Kadın, “seni seviyorum”, gibi içten kelimelerin söylendiği bir konuşmadan mutlu olur. Her ne kadar erkek sevgi sözleri söylemeye pek fazla yanaşmasa da, kendisine sevgi dolu sözler söylendiğinde, bundan hiç de hoşlanmaz değildir. Hatta bu gibi sözler, onda cinsel istek bile uyandırabilir.
Erkek ve eşi, evlilik öncesi yılları ve evliliklerinin ilk zamanlarını anımsamalıdır. O zamanlar nasıl aşk fısıltılarının özlemini duymuşlardır! Sevgi dolu sözlerin onları sadece manevi sevgiye uyarmakla kalmadığını, aynı zamanda düzenli, sürekli kendisini yenileyen bir sevgiyi sağladığını hiç bir zaman unutmamalıdırlar.
Aşk oyununa götüren, gitgide koyulaşan atmosfer içinde, bölgesel uyarılma daha başlamadan, cinsel organların içindeki irade dışı salgılama çalışması başlar.
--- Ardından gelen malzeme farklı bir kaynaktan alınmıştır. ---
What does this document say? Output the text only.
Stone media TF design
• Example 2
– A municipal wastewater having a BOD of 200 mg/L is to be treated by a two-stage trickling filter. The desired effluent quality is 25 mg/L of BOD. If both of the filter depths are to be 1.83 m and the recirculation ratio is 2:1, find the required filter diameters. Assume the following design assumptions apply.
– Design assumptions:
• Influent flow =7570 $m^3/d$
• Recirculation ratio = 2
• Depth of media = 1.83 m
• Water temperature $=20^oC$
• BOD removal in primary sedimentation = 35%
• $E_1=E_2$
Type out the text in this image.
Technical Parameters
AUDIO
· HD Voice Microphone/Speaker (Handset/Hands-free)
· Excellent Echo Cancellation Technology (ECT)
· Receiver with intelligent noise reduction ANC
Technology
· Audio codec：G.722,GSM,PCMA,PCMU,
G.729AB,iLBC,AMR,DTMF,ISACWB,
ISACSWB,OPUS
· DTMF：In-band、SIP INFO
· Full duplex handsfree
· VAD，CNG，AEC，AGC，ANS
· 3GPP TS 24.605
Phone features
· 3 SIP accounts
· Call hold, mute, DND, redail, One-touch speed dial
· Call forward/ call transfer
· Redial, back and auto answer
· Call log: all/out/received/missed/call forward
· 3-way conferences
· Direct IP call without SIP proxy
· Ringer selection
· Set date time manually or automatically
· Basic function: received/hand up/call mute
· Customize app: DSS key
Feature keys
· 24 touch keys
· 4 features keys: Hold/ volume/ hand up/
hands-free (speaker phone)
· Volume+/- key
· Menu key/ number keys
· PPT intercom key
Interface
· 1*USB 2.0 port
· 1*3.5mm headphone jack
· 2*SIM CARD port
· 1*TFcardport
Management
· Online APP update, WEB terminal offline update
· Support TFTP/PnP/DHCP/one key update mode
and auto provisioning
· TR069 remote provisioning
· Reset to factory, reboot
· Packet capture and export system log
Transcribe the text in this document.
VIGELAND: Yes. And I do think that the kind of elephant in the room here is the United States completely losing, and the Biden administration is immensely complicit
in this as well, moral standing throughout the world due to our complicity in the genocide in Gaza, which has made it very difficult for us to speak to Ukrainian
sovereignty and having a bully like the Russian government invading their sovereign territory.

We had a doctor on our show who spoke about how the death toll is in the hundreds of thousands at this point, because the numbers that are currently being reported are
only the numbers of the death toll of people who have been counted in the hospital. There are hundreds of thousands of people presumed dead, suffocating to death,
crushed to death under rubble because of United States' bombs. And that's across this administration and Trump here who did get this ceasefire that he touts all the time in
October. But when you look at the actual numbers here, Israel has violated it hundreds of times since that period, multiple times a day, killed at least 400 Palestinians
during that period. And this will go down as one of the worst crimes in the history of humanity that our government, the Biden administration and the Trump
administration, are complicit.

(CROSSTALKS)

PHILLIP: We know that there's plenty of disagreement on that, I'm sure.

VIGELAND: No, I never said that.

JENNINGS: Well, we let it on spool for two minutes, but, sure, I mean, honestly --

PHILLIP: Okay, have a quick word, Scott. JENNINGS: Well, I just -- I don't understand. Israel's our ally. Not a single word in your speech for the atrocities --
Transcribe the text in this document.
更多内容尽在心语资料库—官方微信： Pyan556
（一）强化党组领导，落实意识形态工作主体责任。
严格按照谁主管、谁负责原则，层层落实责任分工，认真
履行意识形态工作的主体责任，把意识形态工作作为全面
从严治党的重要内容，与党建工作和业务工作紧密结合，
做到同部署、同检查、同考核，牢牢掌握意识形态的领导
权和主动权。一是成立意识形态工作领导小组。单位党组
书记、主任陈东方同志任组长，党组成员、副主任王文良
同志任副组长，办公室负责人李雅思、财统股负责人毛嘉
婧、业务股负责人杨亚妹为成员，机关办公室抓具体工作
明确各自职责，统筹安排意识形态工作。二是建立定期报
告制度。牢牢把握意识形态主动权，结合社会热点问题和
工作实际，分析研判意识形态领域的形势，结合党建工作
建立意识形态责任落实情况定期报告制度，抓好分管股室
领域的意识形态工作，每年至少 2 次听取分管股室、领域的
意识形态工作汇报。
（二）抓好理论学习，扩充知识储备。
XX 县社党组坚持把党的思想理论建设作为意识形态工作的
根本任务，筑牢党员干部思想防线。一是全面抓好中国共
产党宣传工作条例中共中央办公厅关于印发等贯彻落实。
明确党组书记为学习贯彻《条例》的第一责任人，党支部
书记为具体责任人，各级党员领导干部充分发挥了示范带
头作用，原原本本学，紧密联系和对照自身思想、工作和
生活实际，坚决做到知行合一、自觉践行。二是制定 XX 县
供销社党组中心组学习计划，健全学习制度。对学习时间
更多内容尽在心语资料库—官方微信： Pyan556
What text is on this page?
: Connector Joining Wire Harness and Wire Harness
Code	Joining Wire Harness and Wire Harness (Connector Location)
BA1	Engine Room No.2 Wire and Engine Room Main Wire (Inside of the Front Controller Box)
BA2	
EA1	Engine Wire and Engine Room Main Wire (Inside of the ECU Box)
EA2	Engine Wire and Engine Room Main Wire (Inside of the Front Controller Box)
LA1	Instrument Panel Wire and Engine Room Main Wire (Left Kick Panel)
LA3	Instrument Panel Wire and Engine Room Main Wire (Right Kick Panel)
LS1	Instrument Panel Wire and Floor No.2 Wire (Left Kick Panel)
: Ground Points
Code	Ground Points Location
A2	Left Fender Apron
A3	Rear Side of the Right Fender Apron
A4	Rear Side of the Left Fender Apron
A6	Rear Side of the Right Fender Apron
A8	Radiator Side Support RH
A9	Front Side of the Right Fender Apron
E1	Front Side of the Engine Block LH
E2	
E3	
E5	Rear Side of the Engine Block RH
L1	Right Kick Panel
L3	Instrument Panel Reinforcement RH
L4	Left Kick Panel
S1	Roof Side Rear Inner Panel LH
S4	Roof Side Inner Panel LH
Bu da cinsel ilişkilerin bir sonraki aşamasına, okşamalara götürür.
2. HAZIRLAYICI OKŞAMALAR
Cinsel ilişki öncesinde okşamalar sadece kadın için gerekli değildir; erkeğin de buna gereksinimi vardır. Heyecan öpüşmeyle başlar, kucaklamalarla, vücudun çeşitli kısımlarının, özellikle cinsel organların ilişkisiyle artar. Çoğunlukla okşamalara erkek başlar. Bu, evliliğin ilk zamanlarında yeterli olabilir; fakat kendisi okşamalara başlamayı reddeden kadın, kısa zamanda kocasının sevgisini yitirecektir. Öte yandan okşamalar salgılamayı artırır, kanın cinsel organlara dolmasını sağlar ve cinsel ilişki için hazırlıkları tamamlar.
Erkek, kadın kadar çok sıvı salgılamaz. Bu az oluş büyük bir sorun değildir. Fakat kaygan sıvıyı kadının çok az salgılaması, cinsel ilişkiyi zorlaştırır ve cinsel ilişkiden sonraki aktiflik üzerine olumsuz etki yapar.
Aşk fısıltıları kolayca okşamalara götürür; eşlerden biri ötekini yönetmeden, her ikisi birden aynı anda da buna başlayabilirler. Cinsel birleşim sırasında erkek ve kadın normal olarak bir sessizlikler ve karanlıklar dünyasına gömülürler ve böylece büyük bir zevk tadarlar. Fakat bu, odanın karanlık olması anlamına gelmez. Aşk fısıltıları ve arada dile getirilen mutluluk itirafları, çifte karşı konmaz, bedensel bir heyecan, libido sağlar ve onları sadece kendilerine ait olan bir dünyaya götürür.
Burada erkeğin ve kadının dikkat etmeleri için bazı uyarılarda bulunmak gerekir. Cinsel organlar başlangıçta daima yumuşak hareketlerle uyarılmalıdır. Daha sonra, salgılama başlayınca, uyarma gitgide artırılabilir. Başlangıçtaki birdenbire, şiddetli uyarma, acı hissi ve iltihaplanmaya neden olabilir.
Özellikle penisin baş kısmına sabırsızca yapılacak kuvvetli uyarmalardan kaçınılmalıdır. Bazıları kadının kaygan salgısı az olduğunda tükrüğe başvurur. Fakat buna tam anlamıyla güvenilmemelidir. Bunun yerine salgının doğal yoldan çıkışını başka şekilde sağlamaya çalışılmalıdır.
Tutkulu okşamalar, kuvvetli uyarılmanın tek yoludur. Dört gözle beklenen anda hareketlerin yavaşladığını ve yumuşadığını akıldan çıkarmamamız gerekir. Ritmik uyarmalar zevk duygusunu artırmak için çok etkili olabilir.
Evlilikte okşamalar, evlilik öncesindekilerden pek az farklıdır. Her türlü okşama, hatta cinsel organların ağız yolu ile uyarılması bile doğal ve normal olarak kabul edilmelidir. Eşlerden her biri, aralarına soğukluk girmemesi için, hangi çeşit okşamaya başvururlarsa vursunlar, vücutlarını temiz tutmalıdırlar. Her gece yatağa girmeden cinsel organlarını yıkamaya alışmalı, ilişkide bulunmasalar bile bunu savsaklamamalıdırlar.
Akşamları banyo yaptıktan sonra tuvalete giderlerse de yıkanmalıdırlar. Çünkü, cinsel organlar vücut dışkılarını dışarı atmaya da yarar. Bu gerçek, cinsel yaşamda unutulmamalıdır.